A busca pelo justo equilíbrio entre o impulso criador e o domínio técnico

Numa conferência proferida em 1938, Mário de Andrade afirmava que “o artesanato é imprescindível para que exista um artista verdadeiro”. E prosseguia: “Artista que não seja ao mesmo tempo artesão […], artista que não conheça perfeitamente os processos, as exigências, os segredos do material que vai mover, […] não pode fazer obras de arte dignas deste nome”.

A ideia de que o artista e o artesão são figuras indissociáveis, já que o verdadeiro artista é concomitantemente um artesão, está na base das considerações de Raphael Galvez sobre sua carreira e seus encontros determinantes, como demonstra a autobiografia publicada no final de 2022 pela WMF Martins Fontes, com organização de José Armando Pereira da Silva.
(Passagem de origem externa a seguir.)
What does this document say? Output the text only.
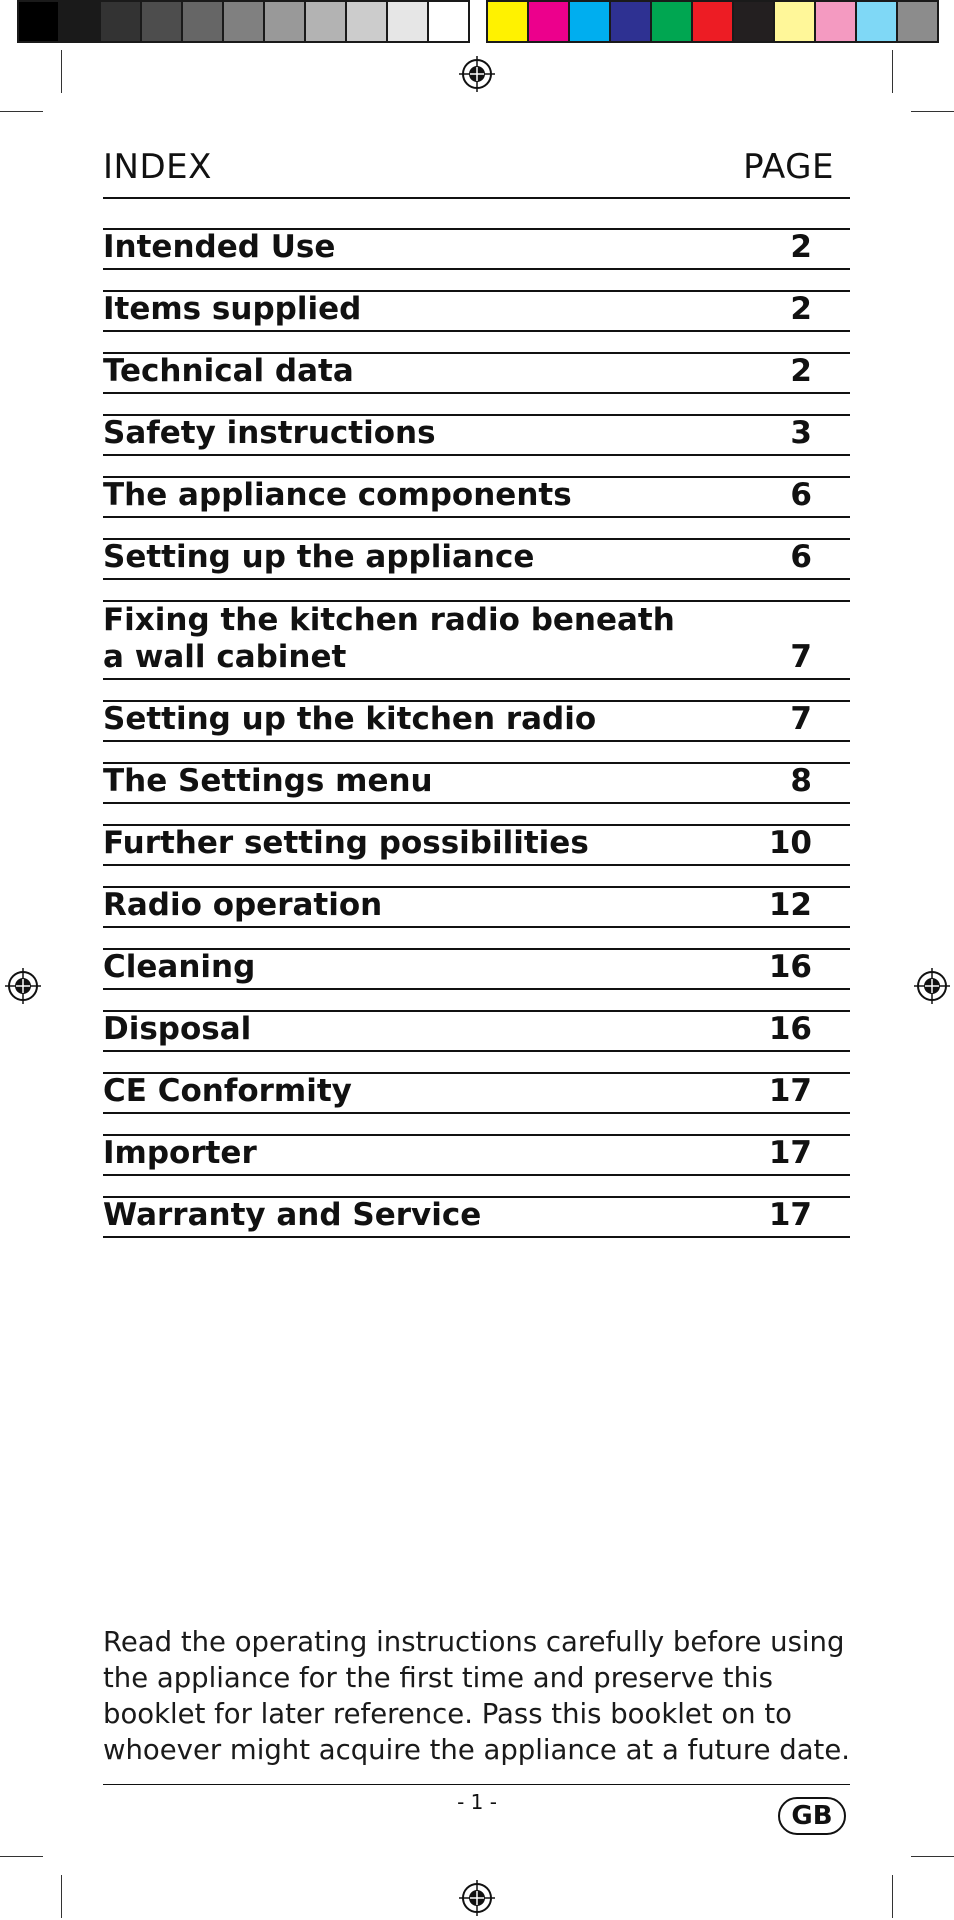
INDEX	PAGE
Intended Use	2
Items supplied	2
Technical data	2
Safety instructions	3
The appliance components	6
Setting up the appliance	6
Fixing the kitchen radio beneath
a wall cabinet	7
Setting up the kitchen radio	7
The Settings menu	8
Further setting possibilities	10
Radio operation	12
Cleaning	16
Disposal	16
CE Conformity	17
Importer	17
Warranty and Service	17

Read the operating instructions carefully before using the appliance for the first time and preserve this booklet for later reference. Pass this booklet on to whoever might acquire the appliance at a future date.

- 1 -	GB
Artesão loquaz sobre as próprias contribuições e artista pouco eloquente sobre a própria obra, Raphael Galvez dedica boa parte da autobiografia à formação, às oficinas nas quais trabalhou e aos ateliês compartilhados com diversos colegas, dando particular destaque aos processos técnicos que estão na base da escultura.
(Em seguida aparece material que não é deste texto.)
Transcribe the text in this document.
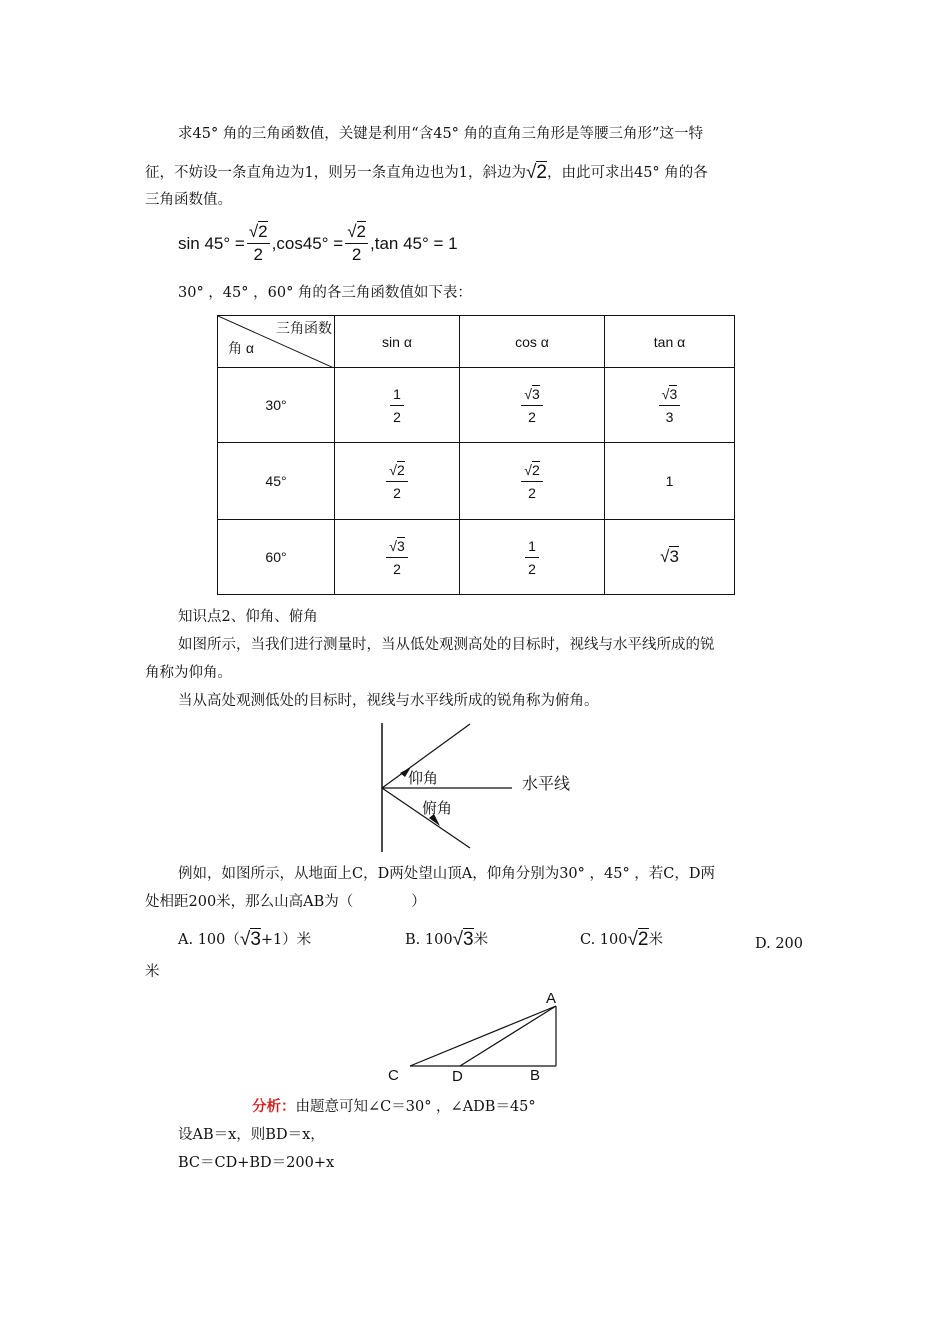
求45° 角的三角函数值，关键是利用“含45° 角的直角三角形是等腰三角形”这一特
征，不妨设一条直角边为1，则另一条直角边也为1，斜边为√2，由此可求出45° 角的各
三角函数值。
$\sin 45^\circ = \frac{√2}{2} ,\cos 45^\circ = \frac{√2}{2} ,\tan$ 45° = 1
30° ，45° ，60° 角的各三角函数值如下表：
三角函数
角 α	sin α	cos α	tan α
30°	$\frac{1}{2}$	$\frac{√3}{2}$	$\frac{√3}{3}$

45°	$\frac{√2}{2}$	$\frac{√2}{2}$	1
60°	$\frac{√3}{2}$	$\frac{1}{2}$	√3
知识点2、仰角、俯角
如图所示，当我们进行测量时，当从低处观测高处的目标时，视线与水平线所成的锐
角称为仰角。
当从高处观测低处的目标时，视线与水平线所成的锐角称为俯角。
仰角
俯角
水平线
例如，如图所示，从地面上C，D两处望山顶A，仰角分别为30° ，45° ，若C，D两
处相距200米，那么山高AB为（　　　　）
A. 100（√3+1）米	B. 100√3米	C. 100√2米	D. 200
米
A
C	D	B
分析：由题意可知∠C＝30° ，∠ADB＝45°
设AB＝x，则BD＝x，
BC＝CD+BD＝200+x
É possível que a descrição do surgimento de seu interesse por essa modalidade remeta a um protótipo bastante difuso na historiografia artística: o de que o talento “luta cedo e urgentemente por expressão” (Kris & Kurz). Depois de atribuir a um desenho do tio materno César – que o encantou por sua perfeição – o “alerta” da própria “inclinação para a arte”, Raphael Galvez delega ao avô Gaetano o papel de descobridor de seu talento para a escultura. Atraído pelo barro “quase cor de ouro”, saído das valas de uma obra da Prefeitura, o pequeno Raphael sente “a necessidade de manuseá-lo, modelando com ele bonecos, flores, casinhas e muitas outras formas”. Artesão “muito sensível”, o avô admira os bonecos que o neto estava moldando e lhe sugere estudar escultura. Entusiasmado com a ideia depois que lhe foi explicado no que consistia a técnica, o pequeno consegue vencer a resistência materna.
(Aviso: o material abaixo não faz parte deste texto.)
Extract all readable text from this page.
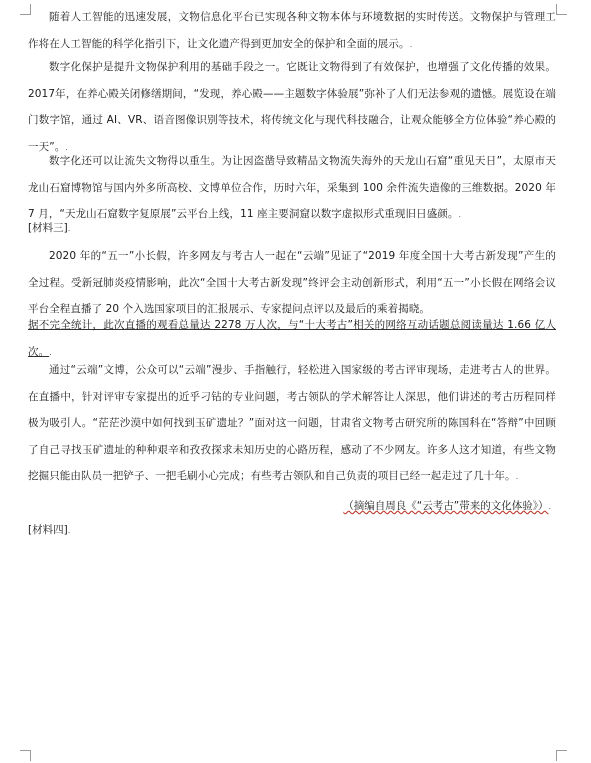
随着人工智能的迅速发展，文物信息化平台已实现各种文物本体与环境数据的实时传送。文物保护与管理工作将在人工智能的科学化指引下，让文化遗产得到更加安全的保护和全面的展示。.
数字化保护是提升文物保护利用的基础手段之一。它既让文物得到了有效保护，也增强了文化传播的效果。2017年，在养心殿关闭修缮期间，“发现，养心殿——主题数字体验展”弥补了人们无法参观的遗憾。展览设在端门数字馆，通过 AI、VR、语音图像识别等技术，将传统文化与现代科技融合，让观众能够全方位体验“养心殿的一天”。.
数字化还可以让流失文物得以重生。为让因盗凿导致精品文物流失海外的天龙山石窟“重见天日”，太原市天龙山石窟博物馆与国内外多所高校、文博单位合作，历时六年，采集到 100 余件流失造像的三维数据。2020 年 7 月，“天龙山石窟数字复原展”云平台上线，11 座主要洞窟以数字虚拟形式重现旧日盛颜。.
[材料三].
2020 年的“五一”小长假，许多网友与考古人一起在“云端”见证了“2019 年度全国十大考古新发现”产生的全过程。受新冠肺炎疫情影响，此次“全国十大考古新发现”终评会主动创新形式，利用“五一”小长假在网络会议平台全程直播了 20 个入选国家项目的汇报展示、专家提问点评以及最后的乘着揭晓。
据不完全统计，此次直播的观看总量达 2278 万人次，与“十大考古”相关的网络互动话题总阅读量达 1.66 亿人次。.
通过“云端”文博，公众可以“云端”漫步、手指触行，轻松进入国家级的考古评审现场，走进考古人的世界。在直播中，针对评审专家提出的近乎刁钻的专业问题，考古领队的学术解答让人深思，他们讲述的考古历程同样极为吸引人。“茫茫沙漠中如何找到玉矿遗址？”面对这一问题，甘肃省文物考古研究所的陈国科在“答辩”中回顾了自己寻找玉矿遗址的种种艰辛和孜孜探求未知历史的心路历程，感动了不少网友。许多人这才知道，有些文物挖掘只能由队员一把铲子、一把毛刷小心完成；有些考古领队和自己负责的项目已经一起走过了几十年。.
（摘编自周良《“云考古”带来的文化体验》）.
[材料四].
As considerações de Raphael Galvez sobre a descoberta da própria vocação apontam para um tratamento mitológico. A conversa com o avô tinha-o levado a perceber que se tratava de um sonho incubado, que sua “única e suprema inclinação era fazer escultura” e que dedicar-se a ela era “algo sublime”. O avô tinha tirado o véu que escondia algo que ele queria, mas que estava no subconsciente. O tom da escrita torna-se emotivo: “Daí por diante, a minha vida só tinha uma razão de ser, que era a de vir a ser um dia um escultor. Nada mais eu queria. Todo o meu querer estava condicionado a essa arte, que agora, já com consciência, amava com todo fervor e se tornara o meu verdadeiro ideal”.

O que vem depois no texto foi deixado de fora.